Nelson Mandela à sa sortie de prison, le 11 février 1990.

 

« On avait peur qu’il ne soit pas à la hauteur de son mythe, Dieu merci, ces craintes étaient infondées », s’exclame Mgr Tutu. Son premier discours d’homme libre, au Cap, est à la hauteur de l’événement. « Je me tiens ici devant vous, non comme un prophète, mais en humble serviteur (…). Mes dix mille jours d’emprisonnement sont enfin derrière moi (…). Je place les années de vie qui me restent entre vos mains. » La foule exulte. Partout dans le monde, les opprimés communient. Lui a le sentiment de marcher vers une nouvelle vie. Elle sera compliquée. Le pouvoir est en vue, pas encore entre ses mains.

Il y a des émeutes sanglantes entre les Zoulous et l’ANC, des assassinats et des règlements de comptes par milliers, une tentative meurtrière de coup d’Etat de l’extrême droite afrikaner. Il est sur tous les fronts. Tour à tour, il cajole, condamne, menace. Il s’affirme comme le chef d’Etat qu’il n’est pas encore. Et il finit partriompher.
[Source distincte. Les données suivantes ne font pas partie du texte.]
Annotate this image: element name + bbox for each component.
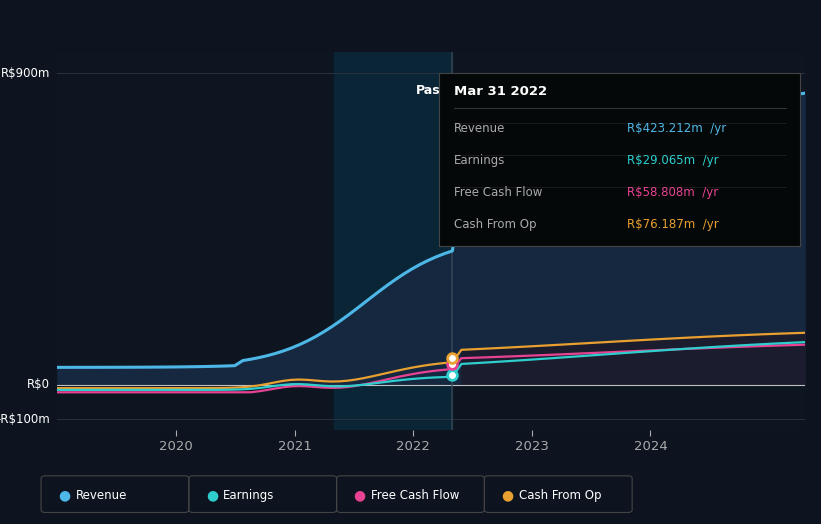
Text: Free Cash Flow: Free Cash Flow xyxy=(371,489,460,501)
Text: Past: Past xyxy=(416,83,447,96)
Text: ●: ● xyxy=(502,488,513,502)
Text: R$58.808m  /yr: R$58.808m /yr xyxy=(627,186,718,199)
Text: Free Cash Flow: Free Cash Flow xyxy=(454,186,542,199)
Text: R$76.187m  /yr: R$76.187m /yr xyxy=(627,218,719,231)
Text: Mar 31 2022: Mar 31 2022 xyxy=(454,85,547,99)
Text: ●: ● xyxy=(206,488,218,502)
Bar xyxy=(334,52,452,430)
Text: R$900m: R$900m xyxy=(1,67,50,80)
Text: R$29.065m  /yr: R$29.065m /yr xyxy=(627,154,718,167)
Text: Revenue: Revenue xyxy=(76,489,127,501)
Text: ●: ● xyxy=(354,488,365,502)
Text: Earnings: Earnings xyxy=(223,489,275,501)
Text: R$0: R$0 xyxy=(27,378,50,391)
Text: Revenue: Revenue xyxy=(454,122,505,135)
Text: Cash From Op: Cash From Op xyxy=(519,489,601,501)
Text: Analysts Forecasts: Analysts Forecasts xyxy=(458,83,575,96)
Text: ●: ● xyxy=(58,488,70,502)
Text: Earnings: Earnings xyxy=(454,154,505,167)
Text: Cash From Op: Cash From Op xyxy=(454,218,536,231)
Text: -R$100m: -R$100m xyxy=(0,413,50,426)
Text: R$423.212m  /yr: R$423.212m /yr xyxy=(627,122,727,135)
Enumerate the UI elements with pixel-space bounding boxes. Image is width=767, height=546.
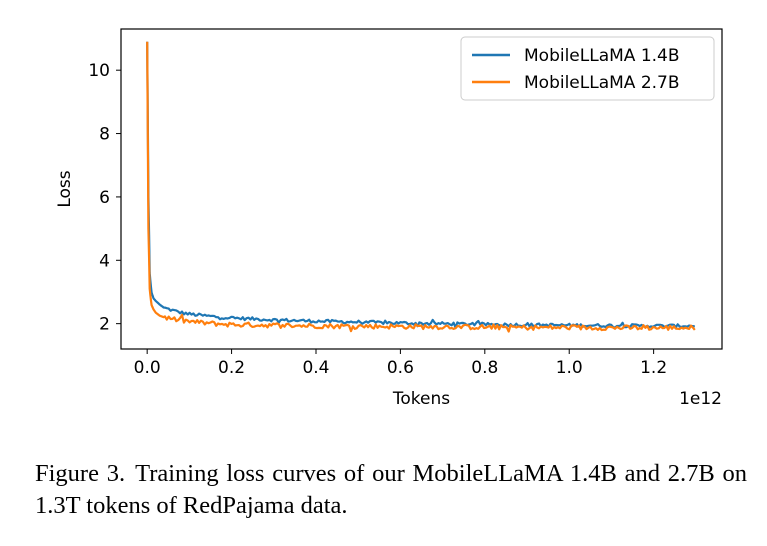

PREMIER PRÉSIDENT SUD-AFRICAIN ÉLU DÉMOCRATIQUEMENT

Le 10 mai 1994, après quatre longues et difficiles années de négociations pied à pied avec la minorité blanche, de plaidoiries enflammées autour du monde, l’icône prête serment : il est le premier président de la République sud-africaine élu démocratiquement. Son parti a obtenu 62,6 % des voix.

« Jamais, plus jamais, ce beau pays ne vivra l’oppression des uns par les autres,lance-t-il. L’humanité ne connaîtra pas plus grand accomplissement. Que règne la liberté ! » L’homme a rejoint sa légende.

Chef de l’Etat, il donne les grandes orientations, multiplie les gestes symboliques de réconciliation. En prison déjà, « le pardon était une stratégie de survie pour lui », écrit Bill Clinton, président des Etats-Unis de 1993 à 2001. Pour le reste, il laisse son premier ministre, Thabo Mbeki, gérer le pays, plonger les mains dans le cambouis, changer les lois, passer les compromis nécessaires à la paix civile, bref, gouverner.

Madiba a prévenu qu’en raison de son grand âge et de sa soif de découvrir ce monde de jumbo-jets, de satellites et d’ordinateurs qu’il n’a pas connus, il ne ferait qu’un seul mandat. En mai 1999, il se retire de la scène politique. Trois ans plus tôt, évoquant « l’immense solitude » qui fut la sienne après sa libération aux côtés de Winnie, laquelle a multiplié les frasques et encouragé l’extrémisme, il a demandé le divorce. Fin 1993, déjà séparé d’elle, il est tombé amoureux pour la dernière fois de sa vie.

 

Nelson Mandela aux côtés de Graça Machel, son ultime amour.

 

Douce, intelligente, pleine de compassion, Graça Machel a vingt-sept ans de moins que lui. Elle est veuve du président du Mozambique, Samora Machel, disparu en 1986. Il est, dit-il, « très attiré par cette remarquable femme ». Elle l’aime aussi, ils sont vus partout ensemble, main dans la main. Le 18 juillet 1998, pour le 80e anniversaire du grand homme, Graça dit enfin oui. L’heure du départ approche.

Après 1999, peu à peu, Madiba se retire des affaires du monde, il ne commente plus les affaires politiques. Sauf exception, comme en 2003, lorsque George W. Bush, « un président qui ne sait pas réfléchir », lance l’attaque sur l’Irak. On sait que les déboires de son successeur, Thabo Mbeki, éjecté du pouvoir par ses rivaux de l’ANC, le « désespèrent ».

Mais, discipliné jusqu’au bout, il ne dit mot. Et soutient, en 2009, la candidature à la présidence d’un ex-compagnon de prison, Jacob Zuma. Il honorera encore de sa présence quelques galas de charité pour les fondations – en faveur de l’enfance surtout – qu’il patronne, participe aux campagnes internationales de lutte contre lesida et, en juillet 2010, assiste au match de clôture de la Coupe du monde defootball, qui s’est tenue en Afrique du Sud.

Au crépuscule de sa longue vie, Madiba le magicien partageait son temps entre Johannesburg et le Mozambique, coulant ses derniers jours dans la paix et le silence. Auprès de Graça, son ultime amour.